While they took little proactive action themselves, neither SBS Marine nor Kongsberg engaged them sufficiently in the installation planning process and no “toolbox talk” or other advisory action was taken. However, it was reasonable to have expected that the rudimentary precautions of
testing the “emergency stop” systems, doubling up the mooring lines and removing the gangway would have been done when the chief officer became aware that the propulsion plant was to be turned under power. It is unlikely that additional mooring lines would have held the vessel,
particularly as the existing lines were poorly secured to the bitts and winch drums, but doubling up the lines would have provided some additional time for corrective actions to be taken.

The Port Marine Safety Code requires that operations within the port are managed in a safe and efficient manner2. The current Aberdeen Harbour Board’s SMS and risk assessments do not cater for potential accidents related to propulsion machinery trials. The responsibility for operating
a vessel’s equipment clearly rests with the crew.

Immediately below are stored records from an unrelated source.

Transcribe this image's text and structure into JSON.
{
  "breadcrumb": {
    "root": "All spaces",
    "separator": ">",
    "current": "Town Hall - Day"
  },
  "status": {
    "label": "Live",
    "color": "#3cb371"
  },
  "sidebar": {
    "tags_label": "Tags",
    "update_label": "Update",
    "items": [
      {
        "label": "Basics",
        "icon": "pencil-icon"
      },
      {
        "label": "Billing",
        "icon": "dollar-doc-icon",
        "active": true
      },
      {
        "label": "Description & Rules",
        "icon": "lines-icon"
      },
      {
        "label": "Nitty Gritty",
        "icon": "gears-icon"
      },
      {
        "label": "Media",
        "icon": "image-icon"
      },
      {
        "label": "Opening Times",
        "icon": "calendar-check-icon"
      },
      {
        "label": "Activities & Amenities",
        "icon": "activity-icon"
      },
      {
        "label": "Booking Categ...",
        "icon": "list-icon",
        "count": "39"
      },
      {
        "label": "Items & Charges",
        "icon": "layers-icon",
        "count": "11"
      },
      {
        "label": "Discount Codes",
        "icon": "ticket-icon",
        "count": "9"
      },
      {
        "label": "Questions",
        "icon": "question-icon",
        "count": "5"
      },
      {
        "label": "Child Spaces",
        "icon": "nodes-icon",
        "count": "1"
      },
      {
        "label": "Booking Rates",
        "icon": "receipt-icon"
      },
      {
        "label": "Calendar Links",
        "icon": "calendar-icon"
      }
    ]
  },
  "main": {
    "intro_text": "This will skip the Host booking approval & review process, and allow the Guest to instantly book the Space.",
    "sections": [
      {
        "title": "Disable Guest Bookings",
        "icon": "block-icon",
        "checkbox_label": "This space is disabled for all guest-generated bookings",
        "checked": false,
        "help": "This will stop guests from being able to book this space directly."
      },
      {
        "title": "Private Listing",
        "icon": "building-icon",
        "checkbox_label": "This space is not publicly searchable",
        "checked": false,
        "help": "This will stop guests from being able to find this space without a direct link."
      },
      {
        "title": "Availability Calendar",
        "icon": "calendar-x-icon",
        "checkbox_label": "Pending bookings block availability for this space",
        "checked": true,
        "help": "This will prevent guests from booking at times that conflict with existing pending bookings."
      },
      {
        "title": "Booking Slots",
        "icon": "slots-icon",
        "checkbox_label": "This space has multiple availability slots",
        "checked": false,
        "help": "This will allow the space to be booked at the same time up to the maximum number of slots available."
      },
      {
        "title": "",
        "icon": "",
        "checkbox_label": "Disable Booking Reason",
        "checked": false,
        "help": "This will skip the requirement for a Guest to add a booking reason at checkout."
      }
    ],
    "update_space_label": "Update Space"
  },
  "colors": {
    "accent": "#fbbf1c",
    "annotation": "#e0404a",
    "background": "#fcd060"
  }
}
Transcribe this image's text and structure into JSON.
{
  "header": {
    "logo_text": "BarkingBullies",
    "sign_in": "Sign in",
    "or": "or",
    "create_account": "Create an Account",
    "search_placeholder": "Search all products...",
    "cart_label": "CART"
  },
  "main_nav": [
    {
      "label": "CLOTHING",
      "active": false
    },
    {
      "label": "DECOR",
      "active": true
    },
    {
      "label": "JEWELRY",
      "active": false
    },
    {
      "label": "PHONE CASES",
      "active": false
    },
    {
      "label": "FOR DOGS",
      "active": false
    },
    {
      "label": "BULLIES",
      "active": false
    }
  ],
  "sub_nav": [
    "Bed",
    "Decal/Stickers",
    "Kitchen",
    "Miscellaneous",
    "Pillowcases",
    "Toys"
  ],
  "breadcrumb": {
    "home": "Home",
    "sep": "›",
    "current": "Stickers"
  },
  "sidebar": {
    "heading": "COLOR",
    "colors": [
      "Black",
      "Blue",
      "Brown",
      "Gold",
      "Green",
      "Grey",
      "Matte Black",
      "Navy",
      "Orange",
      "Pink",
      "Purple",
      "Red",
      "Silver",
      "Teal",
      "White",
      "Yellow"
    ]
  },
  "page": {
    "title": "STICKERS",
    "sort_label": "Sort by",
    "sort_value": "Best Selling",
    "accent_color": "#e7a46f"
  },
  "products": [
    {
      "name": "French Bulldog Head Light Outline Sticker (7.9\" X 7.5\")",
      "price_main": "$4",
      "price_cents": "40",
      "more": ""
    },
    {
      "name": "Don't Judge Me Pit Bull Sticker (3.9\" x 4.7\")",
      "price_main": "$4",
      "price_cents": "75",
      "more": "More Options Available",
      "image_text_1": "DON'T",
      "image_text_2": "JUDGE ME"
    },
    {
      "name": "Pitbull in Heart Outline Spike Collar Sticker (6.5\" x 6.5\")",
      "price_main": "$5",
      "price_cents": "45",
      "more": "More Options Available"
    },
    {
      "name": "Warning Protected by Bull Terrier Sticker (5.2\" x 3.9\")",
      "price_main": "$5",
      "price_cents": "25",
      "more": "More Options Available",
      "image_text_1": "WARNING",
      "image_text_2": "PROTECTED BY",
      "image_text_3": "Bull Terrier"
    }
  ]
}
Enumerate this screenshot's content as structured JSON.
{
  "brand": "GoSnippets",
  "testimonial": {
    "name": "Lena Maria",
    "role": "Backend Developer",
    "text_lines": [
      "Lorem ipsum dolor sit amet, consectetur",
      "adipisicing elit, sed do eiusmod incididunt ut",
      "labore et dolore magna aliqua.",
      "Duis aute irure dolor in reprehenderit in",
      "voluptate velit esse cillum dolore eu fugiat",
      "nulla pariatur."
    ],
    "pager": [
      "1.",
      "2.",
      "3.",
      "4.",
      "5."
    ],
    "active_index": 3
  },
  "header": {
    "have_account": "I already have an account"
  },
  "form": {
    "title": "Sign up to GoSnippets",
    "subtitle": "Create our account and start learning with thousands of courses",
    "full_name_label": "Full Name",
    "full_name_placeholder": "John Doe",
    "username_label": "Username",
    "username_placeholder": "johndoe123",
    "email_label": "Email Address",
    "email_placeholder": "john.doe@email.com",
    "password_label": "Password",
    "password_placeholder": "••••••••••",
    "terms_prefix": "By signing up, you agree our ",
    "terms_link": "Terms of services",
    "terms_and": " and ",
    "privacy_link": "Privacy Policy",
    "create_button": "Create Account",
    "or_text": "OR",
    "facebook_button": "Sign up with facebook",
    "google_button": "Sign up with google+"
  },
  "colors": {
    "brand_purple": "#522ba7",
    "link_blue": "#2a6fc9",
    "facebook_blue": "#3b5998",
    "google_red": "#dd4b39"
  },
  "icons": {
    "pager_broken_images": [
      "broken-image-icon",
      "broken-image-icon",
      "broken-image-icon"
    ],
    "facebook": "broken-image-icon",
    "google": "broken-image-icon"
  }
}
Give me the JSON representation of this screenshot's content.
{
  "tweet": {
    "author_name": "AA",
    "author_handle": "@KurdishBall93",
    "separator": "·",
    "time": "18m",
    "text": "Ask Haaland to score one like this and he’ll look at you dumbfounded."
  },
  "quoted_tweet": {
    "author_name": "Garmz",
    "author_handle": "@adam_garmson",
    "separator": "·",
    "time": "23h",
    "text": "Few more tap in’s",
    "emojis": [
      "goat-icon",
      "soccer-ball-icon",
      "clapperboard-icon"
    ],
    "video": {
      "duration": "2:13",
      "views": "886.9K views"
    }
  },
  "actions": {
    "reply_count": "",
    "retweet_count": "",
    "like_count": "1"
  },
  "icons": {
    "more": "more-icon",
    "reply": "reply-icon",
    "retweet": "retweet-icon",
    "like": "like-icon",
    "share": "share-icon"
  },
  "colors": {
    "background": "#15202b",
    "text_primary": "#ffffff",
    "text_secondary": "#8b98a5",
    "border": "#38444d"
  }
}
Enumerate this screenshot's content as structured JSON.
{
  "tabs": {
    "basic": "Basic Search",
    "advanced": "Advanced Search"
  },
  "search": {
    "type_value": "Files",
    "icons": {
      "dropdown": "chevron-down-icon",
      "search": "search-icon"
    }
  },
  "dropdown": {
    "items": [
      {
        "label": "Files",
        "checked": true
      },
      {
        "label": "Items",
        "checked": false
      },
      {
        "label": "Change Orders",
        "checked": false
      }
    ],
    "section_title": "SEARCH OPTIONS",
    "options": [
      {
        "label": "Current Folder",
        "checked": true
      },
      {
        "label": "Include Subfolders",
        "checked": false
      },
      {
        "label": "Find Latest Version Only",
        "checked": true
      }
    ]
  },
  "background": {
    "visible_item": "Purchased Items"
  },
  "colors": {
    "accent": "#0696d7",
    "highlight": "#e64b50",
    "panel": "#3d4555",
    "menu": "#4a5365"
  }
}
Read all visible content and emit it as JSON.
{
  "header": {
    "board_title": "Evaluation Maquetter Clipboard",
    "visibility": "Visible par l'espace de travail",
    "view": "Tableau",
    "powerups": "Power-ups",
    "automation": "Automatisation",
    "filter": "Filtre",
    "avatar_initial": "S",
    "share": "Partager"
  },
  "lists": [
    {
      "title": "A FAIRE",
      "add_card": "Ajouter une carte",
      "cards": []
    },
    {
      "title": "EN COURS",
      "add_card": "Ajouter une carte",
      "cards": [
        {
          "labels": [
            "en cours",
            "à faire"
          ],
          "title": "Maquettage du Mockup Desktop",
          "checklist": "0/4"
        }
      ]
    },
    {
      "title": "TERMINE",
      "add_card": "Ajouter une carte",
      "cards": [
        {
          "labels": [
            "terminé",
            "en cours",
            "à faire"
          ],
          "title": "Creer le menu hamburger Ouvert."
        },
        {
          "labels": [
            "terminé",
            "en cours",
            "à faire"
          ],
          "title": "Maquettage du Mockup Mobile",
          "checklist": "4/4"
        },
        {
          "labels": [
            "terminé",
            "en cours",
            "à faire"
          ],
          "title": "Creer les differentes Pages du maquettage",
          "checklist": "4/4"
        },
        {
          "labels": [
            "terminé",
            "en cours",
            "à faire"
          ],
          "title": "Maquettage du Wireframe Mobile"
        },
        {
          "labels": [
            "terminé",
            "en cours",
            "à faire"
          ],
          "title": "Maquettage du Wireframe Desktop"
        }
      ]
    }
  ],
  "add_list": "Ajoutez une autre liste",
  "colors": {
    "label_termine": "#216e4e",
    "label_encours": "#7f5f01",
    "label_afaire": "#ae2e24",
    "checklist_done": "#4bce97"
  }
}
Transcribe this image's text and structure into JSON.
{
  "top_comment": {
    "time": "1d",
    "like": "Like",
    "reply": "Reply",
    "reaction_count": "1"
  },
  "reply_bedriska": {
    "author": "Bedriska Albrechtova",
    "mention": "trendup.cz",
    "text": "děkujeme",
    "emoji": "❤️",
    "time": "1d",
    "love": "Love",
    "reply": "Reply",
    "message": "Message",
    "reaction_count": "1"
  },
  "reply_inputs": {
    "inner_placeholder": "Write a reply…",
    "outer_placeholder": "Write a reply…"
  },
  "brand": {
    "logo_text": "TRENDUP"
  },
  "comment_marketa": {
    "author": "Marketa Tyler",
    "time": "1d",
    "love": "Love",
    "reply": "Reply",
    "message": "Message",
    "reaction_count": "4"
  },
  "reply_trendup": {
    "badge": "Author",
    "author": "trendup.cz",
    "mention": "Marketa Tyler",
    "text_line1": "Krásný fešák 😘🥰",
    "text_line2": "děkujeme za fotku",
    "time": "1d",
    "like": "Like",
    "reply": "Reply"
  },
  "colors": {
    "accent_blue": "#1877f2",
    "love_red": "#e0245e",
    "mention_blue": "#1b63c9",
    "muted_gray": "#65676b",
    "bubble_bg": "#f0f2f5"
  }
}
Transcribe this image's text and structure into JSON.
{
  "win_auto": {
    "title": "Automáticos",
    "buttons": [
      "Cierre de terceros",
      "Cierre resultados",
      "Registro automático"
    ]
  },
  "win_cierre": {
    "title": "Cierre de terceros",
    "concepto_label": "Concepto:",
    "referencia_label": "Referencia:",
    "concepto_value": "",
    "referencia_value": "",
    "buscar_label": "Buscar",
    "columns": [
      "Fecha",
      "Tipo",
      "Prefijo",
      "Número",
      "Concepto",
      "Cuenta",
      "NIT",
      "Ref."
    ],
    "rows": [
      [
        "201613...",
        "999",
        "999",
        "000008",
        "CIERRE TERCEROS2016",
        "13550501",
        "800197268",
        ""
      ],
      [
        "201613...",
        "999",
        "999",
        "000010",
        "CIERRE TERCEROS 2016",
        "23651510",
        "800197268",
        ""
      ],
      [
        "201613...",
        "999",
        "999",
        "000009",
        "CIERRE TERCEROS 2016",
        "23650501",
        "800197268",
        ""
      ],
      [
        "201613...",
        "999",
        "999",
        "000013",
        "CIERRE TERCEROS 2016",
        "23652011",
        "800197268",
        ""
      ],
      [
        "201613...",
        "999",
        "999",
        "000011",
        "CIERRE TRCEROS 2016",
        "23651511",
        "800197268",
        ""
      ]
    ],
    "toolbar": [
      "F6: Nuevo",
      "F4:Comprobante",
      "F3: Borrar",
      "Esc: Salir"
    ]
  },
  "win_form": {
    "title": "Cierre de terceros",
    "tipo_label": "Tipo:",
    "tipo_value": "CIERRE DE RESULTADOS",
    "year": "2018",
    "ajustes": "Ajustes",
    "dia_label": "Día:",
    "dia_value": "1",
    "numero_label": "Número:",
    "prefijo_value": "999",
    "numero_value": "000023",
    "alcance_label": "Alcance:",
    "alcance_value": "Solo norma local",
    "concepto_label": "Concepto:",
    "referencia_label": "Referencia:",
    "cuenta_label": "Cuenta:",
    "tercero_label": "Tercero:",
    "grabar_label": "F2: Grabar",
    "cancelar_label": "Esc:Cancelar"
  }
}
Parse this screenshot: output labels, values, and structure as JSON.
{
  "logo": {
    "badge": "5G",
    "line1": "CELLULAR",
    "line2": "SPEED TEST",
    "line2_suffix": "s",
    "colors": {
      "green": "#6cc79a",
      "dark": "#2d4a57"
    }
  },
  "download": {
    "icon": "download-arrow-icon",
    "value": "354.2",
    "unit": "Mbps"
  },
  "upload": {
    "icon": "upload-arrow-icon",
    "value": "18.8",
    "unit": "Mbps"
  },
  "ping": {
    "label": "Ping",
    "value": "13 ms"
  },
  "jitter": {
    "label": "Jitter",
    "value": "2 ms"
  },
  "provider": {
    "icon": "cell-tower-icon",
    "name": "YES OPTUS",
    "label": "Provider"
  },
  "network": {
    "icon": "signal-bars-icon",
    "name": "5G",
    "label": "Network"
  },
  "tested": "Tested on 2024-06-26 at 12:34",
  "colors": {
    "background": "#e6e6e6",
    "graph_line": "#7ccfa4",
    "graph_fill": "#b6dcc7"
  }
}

However, this accident, and that relating to Ben-My-Chree, demonstrates that propulsion system testing can impact on the safe operation of a port. Had divers been carrying out a hull survey on Vos Scout at the time of the contact, the potential for loss of life is clear. Diving and other critical
operations require the approval of VTS and, where appropriate, the issue of Permits to Work. If similar approval is required for the conduct of HATs, then the harbourmaster would be able to assess the risks to the port and its users more effectively.

Loss of CPP and tunnel thruster control
The chief officer responded quickly and instinctively to the high pressure, fast-changing circumstances in which he found himself. His attempt to recover the situation, by putting the CPP control levers to the astern position, was correct. When this failed, his action in pushing the engine ‘emergency stop’ buttons and later using the ‘port emergency clutch disengagement’ button was appropriate. In analysing the failure to achieve astern pitch and the master’s inability to control the tunnel thrusters, exhaustive tests of the controls and changeover switches were carried out. No defects were found. The only common link between the CPP levers and the thruster control was the “manual”/“DP”/“joystick” mode selector switch. As its functionality was also proven, it can only be concluded that the loss of pitch and thruster control was due to the switch not being moved from the “DP” to the “manual” position by the chief officer. This would have had the effect of maintaining full ahead pitch and preventing control of the thrusters.